EU urged to strengthen ETS for aviation
Free carbon allowances for aviation under the EU's emissions trading system (ETS) should be scrapped and more support provided for the deployment of sustainable fuels to drive decarbonisation in the sector, environmental lobby group Transport and Environment (T&E) said this week.
Intra-EU flights are currently subject to the ETS, but in the scheme's third trading phase (2013-20) airlines have received 82pc of their allowances free, with just 15pc auctioned and 3pc placed into a reserve for fast-growing operations and new entrants.
These free allocations should be removed, T&E said, with revenues from auctioned allowances used to fund the development and deployment of sustainable fuels. And discounting factors should be applied to aviation emissions "to compensate for the overall lack of effective carbon pricing".
T&E recommends lowering the overall EU ETS supply cap and placing a limit on the number of stationary installation allowances airlines can use for compliance. A minimum carbon price should also be introduced, it said.
The group also called for the implementation of other means of encouraging clean fuel and zero-emission aircraft uptake, such as kerosine taxation and mandates for deploying sustainable fuels.
The EU should also reject options under consideration that would see aviation's coverage under the EU ETS replaced with the International Civil Aviation Organisation's (Icao) Carbon Offsetting and Reduction Scheme for International Aviation (Corsia), T&E said.
And it should consider reintegrating long-haul flights into the ETS until Corsia requires airlines to buy quality carbon offsets, which will not be the case until at least 2027, T&E said.

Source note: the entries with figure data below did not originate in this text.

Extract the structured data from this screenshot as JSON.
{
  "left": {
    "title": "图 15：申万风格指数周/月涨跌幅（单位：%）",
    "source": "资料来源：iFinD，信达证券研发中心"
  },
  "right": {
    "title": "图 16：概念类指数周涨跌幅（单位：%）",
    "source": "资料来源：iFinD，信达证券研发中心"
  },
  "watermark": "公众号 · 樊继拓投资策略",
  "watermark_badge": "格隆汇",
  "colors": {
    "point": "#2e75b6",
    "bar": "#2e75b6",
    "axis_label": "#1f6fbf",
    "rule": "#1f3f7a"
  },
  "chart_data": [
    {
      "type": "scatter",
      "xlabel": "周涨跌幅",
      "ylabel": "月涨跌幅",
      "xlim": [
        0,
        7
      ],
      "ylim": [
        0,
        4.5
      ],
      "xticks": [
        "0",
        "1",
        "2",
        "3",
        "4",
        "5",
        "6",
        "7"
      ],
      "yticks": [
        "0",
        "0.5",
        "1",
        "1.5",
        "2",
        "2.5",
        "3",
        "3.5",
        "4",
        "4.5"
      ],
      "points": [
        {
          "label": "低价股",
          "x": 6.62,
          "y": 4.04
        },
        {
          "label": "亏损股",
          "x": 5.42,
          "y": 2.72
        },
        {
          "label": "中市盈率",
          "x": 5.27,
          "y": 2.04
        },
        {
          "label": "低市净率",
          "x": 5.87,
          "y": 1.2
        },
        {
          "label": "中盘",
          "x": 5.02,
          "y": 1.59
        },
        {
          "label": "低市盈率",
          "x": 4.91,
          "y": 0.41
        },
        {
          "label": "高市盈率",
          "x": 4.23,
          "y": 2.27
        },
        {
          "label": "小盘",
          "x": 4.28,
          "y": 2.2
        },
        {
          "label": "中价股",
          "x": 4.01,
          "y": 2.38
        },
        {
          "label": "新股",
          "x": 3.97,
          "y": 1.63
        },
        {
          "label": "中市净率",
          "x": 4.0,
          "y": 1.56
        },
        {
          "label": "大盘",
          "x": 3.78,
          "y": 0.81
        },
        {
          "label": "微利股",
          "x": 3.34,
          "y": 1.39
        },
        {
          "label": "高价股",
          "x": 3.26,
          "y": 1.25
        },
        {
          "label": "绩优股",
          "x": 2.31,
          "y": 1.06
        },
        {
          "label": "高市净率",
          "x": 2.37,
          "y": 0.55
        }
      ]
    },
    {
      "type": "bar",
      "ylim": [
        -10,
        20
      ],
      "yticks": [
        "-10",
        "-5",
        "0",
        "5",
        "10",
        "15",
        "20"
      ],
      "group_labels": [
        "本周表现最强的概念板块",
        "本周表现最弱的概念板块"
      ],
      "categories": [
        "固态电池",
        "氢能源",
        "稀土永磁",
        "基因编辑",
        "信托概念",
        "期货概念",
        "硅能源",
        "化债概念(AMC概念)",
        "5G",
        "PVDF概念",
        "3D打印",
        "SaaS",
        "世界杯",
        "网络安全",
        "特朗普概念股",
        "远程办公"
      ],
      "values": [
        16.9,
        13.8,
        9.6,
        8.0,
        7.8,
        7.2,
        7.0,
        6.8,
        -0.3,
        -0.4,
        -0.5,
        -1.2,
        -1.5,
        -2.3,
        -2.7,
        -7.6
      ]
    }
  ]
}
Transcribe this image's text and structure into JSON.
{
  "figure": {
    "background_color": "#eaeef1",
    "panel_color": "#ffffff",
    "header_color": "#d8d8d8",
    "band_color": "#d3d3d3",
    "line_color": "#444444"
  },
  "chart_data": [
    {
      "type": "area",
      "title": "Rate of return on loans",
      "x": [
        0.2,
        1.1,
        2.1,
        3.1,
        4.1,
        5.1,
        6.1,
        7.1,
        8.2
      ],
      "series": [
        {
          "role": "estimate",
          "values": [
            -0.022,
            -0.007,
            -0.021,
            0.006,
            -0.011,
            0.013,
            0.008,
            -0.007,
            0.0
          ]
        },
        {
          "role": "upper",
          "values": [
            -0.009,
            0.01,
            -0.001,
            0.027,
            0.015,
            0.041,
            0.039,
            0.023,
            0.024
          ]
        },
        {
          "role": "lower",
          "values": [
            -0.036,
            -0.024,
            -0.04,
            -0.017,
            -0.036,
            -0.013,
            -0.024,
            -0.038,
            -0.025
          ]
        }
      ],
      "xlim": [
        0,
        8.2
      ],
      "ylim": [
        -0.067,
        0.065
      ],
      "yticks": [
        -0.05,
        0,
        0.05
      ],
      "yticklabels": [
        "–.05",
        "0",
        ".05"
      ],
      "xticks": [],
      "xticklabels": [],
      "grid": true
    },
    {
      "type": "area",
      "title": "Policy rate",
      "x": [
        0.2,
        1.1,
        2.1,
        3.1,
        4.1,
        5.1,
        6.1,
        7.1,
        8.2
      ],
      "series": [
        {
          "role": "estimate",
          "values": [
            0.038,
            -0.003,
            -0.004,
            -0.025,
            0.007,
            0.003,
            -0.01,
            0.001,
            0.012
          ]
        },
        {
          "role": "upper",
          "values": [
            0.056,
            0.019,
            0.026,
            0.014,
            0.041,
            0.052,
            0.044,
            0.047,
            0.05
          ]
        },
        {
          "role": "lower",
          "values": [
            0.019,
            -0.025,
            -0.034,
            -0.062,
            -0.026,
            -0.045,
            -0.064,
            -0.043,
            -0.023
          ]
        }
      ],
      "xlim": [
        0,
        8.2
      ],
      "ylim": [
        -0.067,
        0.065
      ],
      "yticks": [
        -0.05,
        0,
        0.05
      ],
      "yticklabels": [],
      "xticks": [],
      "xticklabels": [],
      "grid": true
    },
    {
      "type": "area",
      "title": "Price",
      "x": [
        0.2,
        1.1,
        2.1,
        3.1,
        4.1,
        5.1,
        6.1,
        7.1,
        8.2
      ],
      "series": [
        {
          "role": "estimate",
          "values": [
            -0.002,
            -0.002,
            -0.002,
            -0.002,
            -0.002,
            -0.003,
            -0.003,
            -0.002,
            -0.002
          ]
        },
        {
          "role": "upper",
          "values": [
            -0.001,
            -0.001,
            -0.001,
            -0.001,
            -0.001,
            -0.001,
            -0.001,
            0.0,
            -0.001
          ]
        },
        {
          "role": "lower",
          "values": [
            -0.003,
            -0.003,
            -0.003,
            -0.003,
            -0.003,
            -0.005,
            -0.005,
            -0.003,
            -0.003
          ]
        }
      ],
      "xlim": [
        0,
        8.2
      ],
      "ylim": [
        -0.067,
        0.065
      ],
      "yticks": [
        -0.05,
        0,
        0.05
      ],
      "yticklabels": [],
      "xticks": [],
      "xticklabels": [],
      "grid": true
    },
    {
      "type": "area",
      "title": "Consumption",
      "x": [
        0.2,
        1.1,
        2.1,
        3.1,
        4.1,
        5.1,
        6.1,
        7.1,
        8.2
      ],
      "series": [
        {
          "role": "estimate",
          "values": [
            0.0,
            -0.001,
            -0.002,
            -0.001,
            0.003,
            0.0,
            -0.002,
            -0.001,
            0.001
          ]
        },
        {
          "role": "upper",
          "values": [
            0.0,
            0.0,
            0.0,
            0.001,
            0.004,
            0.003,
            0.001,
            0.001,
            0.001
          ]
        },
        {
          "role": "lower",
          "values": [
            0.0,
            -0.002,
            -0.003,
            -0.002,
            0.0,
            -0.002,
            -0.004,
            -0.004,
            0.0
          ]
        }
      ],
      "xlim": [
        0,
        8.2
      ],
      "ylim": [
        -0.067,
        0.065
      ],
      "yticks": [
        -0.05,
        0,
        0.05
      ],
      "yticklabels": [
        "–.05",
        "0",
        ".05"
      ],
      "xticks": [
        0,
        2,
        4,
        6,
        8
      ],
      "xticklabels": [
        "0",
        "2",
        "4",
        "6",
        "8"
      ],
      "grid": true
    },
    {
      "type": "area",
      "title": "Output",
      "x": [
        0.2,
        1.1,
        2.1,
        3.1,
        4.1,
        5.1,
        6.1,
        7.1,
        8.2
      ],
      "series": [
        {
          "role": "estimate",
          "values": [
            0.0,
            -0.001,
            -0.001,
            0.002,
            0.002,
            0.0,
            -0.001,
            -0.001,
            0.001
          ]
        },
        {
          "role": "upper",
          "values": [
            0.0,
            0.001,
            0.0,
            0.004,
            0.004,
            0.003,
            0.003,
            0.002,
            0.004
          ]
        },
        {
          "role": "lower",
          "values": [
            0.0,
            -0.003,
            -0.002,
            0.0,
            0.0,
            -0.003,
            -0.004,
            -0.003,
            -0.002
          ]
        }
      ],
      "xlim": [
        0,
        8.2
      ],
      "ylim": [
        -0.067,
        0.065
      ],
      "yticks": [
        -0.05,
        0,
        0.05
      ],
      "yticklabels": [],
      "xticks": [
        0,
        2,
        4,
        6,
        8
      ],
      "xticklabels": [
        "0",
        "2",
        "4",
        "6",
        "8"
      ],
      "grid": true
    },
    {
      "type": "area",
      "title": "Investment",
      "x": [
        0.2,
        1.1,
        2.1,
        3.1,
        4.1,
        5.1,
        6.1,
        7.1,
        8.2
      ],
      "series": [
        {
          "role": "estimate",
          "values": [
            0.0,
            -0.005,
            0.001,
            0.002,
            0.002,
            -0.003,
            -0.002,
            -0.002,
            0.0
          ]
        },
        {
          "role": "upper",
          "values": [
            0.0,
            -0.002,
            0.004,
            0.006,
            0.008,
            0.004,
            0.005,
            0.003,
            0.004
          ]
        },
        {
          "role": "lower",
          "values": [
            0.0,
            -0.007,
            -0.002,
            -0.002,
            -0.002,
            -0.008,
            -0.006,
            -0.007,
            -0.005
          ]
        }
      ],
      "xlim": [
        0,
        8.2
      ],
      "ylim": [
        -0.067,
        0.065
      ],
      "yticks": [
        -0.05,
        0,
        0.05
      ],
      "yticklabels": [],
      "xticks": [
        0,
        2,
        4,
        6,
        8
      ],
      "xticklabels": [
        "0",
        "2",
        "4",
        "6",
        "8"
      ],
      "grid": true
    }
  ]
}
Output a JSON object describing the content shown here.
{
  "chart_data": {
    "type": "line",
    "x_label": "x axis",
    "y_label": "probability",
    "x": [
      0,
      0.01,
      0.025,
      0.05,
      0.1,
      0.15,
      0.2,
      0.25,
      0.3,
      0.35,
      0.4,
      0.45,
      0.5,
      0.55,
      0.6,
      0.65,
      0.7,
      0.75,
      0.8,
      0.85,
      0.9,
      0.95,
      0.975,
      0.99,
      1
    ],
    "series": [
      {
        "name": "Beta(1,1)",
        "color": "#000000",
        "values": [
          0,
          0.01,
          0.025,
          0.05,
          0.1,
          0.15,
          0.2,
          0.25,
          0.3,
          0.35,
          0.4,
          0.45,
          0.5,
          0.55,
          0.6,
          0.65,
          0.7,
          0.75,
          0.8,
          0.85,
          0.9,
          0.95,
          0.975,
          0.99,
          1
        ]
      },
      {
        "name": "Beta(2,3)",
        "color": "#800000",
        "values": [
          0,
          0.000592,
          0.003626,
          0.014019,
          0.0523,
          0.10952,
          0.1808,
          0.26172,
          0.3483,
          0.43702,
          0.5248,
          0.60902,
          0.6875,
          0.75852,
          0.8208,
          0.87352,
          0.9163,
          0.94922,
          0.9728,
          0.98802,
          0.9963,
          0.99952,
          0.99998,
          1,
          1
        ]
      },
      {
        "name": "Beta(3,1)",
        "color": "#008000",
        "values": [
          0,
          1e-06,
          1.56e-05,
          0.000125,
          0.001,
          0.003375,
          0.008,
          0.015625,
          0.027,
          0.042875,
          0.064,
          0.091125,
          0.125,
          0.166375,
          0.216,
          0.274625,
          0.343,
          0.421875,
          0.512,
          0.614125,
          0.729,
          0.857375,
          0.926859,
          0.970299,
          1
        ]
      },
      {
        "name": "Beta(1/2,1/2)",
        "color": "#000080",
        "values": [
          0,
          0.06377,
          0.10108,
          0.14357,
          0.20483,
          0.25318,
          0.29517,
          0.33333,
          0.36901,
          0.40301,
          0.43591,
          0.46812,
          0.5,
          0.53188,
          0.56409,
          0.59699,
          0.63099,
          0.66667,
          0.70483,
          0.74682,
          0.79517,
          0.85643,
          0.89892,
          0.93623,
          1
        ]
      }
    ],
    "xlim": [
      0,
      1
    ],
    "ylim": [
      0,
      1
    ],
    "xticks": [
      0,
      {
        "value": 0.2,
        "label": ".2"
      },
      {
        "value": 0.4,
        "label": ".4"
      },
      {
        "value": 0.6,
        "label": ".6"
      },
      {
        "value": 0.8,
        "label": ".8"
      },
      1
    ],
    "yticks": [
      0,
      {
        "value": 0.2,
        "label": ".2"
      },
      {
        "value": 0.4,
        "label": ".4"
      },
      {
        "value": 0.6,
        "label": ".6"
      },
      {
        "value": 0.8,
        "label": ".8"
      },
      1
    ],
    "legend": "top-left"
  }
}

Icao's recent decision on Corsia's baseline means there will be "next to no financial impact" on airlines from the scheme, the group warned.
Icao decided in July that it would amend the baseline year for emissions under Corsia to 2019 from an average of 2019 and 2020 emissions as originally planned, amid fears that the drop in air traffic owing to the Covid-19 crisis would make a baseline founded partly on 2020 emissions too onerous.
The European Commission has put forward in its ongoing consultation on aviation's inclusion in the EU ETS a number of potential options for Corsia implementation. These include full legal application of the EU ETS by December 2023, maintaining the status quo — of applying the EU ETS only to intra-EU/EFTA flights — and only applying Corsia.
T&E's policy recommendations are based on analysis by German research group Oko-Institut, which found that current costs to airlines under the EU ETS do not incentivise the sector to shift towards clean technology, whether through infrastructure development or zero-emission fuel supply.
Of the options to create a sufficient price signal considered in its analysis, the Oko-Institut found that scrapping free allowances was "one of the most straightforward", and could raise €1bn/yr for sustainable fuel deployment.
But measures beyond a higher carbon price will be required to support the development of net-zero emissions technologies, given their often prohibitive costs, the group warned.